Non-negativity-preserving and maximum-principle-satisfying finite difference methods for Fisher’s equation with delay

Little attention has been devoted to the numerical studies on maximum-principle-satisfying FDMs for Fisher’s equation with delay. Monotone difference schemes can preserve the maximum principle of the continuous problem. However, it is difficult to develop monotone difference schemes for Fisher’s equation with delay because of delay term. The main novelties of this study are to develop the maximum-principle-satisfying FDMs for it by using cut-off technique to adjust the numerical solutions obtained applying non-negativity-preserving FDMs. Firstly, by using a new weighted difference formula with parameter θ, new numerical formula and explicit Euler method to discrete the diffusion term, delay term and temporal variable, respectively, a class of new explicit non-negativity-preserving FDMs are established for one-dimensional problem. Then, by applying cut-off technique to adjust their numerical solutions, a kind of new explicit maximum-principle-satisfying FDMs are developed.
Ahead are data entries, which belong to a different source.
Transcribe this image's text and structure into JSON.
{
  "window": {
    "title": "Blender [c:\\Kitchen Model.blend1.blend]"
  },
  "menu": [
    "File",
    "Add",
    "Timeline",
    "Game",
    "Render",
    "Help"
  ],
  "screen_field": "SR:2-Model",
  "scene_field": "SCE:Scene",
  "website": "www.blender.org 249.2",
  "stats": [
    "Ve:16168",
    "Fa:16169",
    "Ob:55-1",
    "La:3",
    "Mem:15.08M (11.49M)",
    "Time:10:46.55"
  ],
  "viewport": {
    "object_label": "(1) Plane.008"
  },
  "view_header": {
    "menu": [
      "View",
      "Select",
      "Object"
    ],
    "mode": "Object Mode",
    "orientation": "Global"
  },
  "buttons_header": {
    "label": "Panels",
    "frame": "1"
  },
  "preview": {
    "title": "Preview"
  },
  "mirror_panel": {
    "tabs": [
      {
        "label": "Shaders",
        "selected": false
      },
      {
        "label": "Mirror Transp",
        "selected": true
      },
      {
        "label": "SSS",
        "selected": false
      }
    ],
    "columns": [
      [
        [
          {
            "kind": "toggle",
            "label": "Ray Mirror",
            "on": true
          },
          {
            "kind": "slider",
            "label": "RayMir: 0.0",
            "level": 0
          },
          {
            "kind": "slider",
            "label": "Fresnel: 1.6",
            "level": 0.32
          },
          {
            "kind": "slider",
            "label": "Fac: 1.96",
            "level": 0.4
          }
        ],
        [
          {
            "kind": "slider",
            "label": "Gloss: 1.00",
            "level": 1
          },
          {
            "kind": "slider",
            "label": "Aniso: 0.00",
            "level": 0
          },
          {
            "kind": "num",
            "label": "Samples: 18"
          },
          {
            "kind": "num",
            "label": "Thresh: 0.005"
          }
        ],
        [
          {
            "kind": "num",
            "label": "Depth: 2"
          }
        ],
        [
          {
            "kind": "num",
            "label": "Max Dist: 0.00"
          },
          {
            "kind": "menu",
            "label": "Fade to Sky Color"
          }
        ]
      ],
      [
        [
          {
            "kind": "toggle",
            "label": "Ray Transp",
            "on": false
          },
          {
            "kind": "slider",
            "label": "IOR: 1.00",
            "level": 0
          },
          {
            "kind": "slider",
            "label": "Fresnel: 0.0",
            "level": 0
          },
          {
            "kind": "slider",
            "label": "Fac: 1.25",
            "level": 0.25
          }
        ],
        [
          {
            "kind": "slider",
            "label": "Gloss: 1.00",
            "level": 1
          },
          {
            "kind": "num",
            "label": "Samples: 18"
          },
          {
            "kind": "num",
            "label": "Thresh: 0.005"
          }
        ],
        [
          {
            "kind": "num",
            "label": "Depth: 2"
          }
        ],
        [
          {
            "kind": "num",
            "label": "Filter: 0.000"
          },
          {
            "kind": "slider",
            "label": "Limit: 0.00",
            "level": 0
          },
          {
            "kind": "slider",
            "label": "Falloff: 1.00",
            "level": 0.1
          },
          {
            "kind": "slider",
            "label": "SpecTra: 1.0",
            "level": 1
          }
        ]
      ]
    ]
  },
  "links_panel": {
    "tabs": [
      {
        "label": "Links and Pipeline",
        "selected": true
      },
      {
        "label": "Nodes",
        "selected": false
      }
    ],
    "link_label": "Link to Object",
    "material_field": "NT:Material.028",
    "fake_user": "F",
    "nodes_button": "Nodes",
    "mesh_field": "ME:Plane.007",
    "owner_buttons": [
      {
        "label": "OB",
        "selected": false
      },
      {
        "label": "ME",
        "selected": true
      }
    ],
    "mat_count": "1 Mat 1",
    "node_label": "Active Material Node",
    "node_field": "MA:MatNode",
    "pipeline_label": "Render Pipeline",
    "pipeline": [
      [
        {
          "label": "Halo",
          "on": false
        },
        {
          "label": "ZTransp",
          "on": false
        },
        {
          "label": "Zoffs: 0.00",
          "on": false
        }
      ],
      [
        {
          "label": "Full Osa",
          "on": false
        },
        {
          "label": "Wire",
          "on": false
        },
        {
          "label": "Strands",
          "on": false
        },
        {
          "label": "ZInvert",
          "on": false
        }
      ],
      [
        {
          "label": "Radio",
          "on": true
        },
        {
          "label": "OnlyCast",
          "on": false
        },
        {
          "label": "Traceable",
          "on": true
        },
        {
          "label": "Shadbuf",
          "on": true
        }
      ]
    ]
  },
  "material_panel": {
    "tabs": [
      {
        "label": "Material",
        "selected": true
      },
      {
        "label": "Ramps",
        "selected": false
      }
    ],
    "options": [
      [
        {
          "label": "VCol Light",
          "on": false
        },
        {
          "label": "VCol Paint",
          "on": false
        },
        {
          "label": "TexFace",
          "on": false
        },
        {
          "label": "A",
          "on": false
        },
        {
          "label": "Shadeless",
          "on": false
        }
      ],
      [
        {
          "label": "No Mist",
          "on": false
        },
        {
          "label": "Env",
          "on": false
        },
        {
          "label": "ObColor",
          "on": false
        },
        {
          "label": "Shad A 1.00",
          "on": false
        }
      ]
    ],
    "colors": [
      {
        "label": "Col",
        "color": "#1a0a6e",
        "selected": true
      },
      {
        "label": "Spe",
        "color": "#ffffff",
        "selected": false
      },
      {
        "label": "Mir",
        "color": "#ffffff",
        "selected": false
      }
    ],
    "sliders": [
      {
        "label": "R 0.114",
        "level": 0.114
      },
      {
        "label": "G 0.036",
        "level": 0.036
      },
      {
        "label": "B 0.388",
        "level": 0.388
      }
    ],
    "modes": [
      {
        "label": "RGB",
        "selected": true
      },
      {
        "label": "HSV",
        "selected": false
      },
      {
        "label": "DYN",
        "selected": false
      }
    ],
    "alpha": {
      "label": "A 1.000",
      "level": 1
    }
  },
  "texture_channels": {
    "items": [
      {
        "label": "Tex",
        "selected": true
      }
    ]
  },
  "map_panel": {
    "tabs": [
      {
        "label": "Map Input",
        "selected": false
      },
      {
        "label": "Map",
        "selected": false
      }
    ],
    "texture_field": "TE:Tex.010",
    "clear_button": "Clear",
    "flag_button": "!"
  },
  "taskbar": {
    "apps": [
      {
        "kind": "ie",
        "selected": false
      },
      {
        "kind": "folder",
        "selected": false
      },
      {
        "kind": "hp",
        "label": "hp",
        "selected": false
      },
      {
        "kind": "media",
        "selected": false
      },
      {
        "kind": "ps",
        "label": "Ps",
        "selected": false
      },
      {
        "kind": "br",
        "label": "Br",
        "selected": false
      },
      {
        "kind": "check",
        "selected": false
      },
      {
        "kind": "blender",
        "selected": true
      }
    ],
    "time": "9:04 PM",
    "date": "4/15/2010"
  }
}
Secondly, based on previous work, by using implicit Euler method for the approximation to the temporal variable, an implicit non-negativity-preserving FDM is designed. Likewise, by applying cut-off technique to adjust the obtained numerical solutions, an implicit maximum-principle-satisfying FDM is devised. By convergent analyses, cut-off techniques do not reduce convergent rates. Thirdly, the extensions of our methods to two-dimensional problems are discussed. Finally, numerical results confirm the correctness of theoretical findings and the efficiency of our methods for long-term simulations.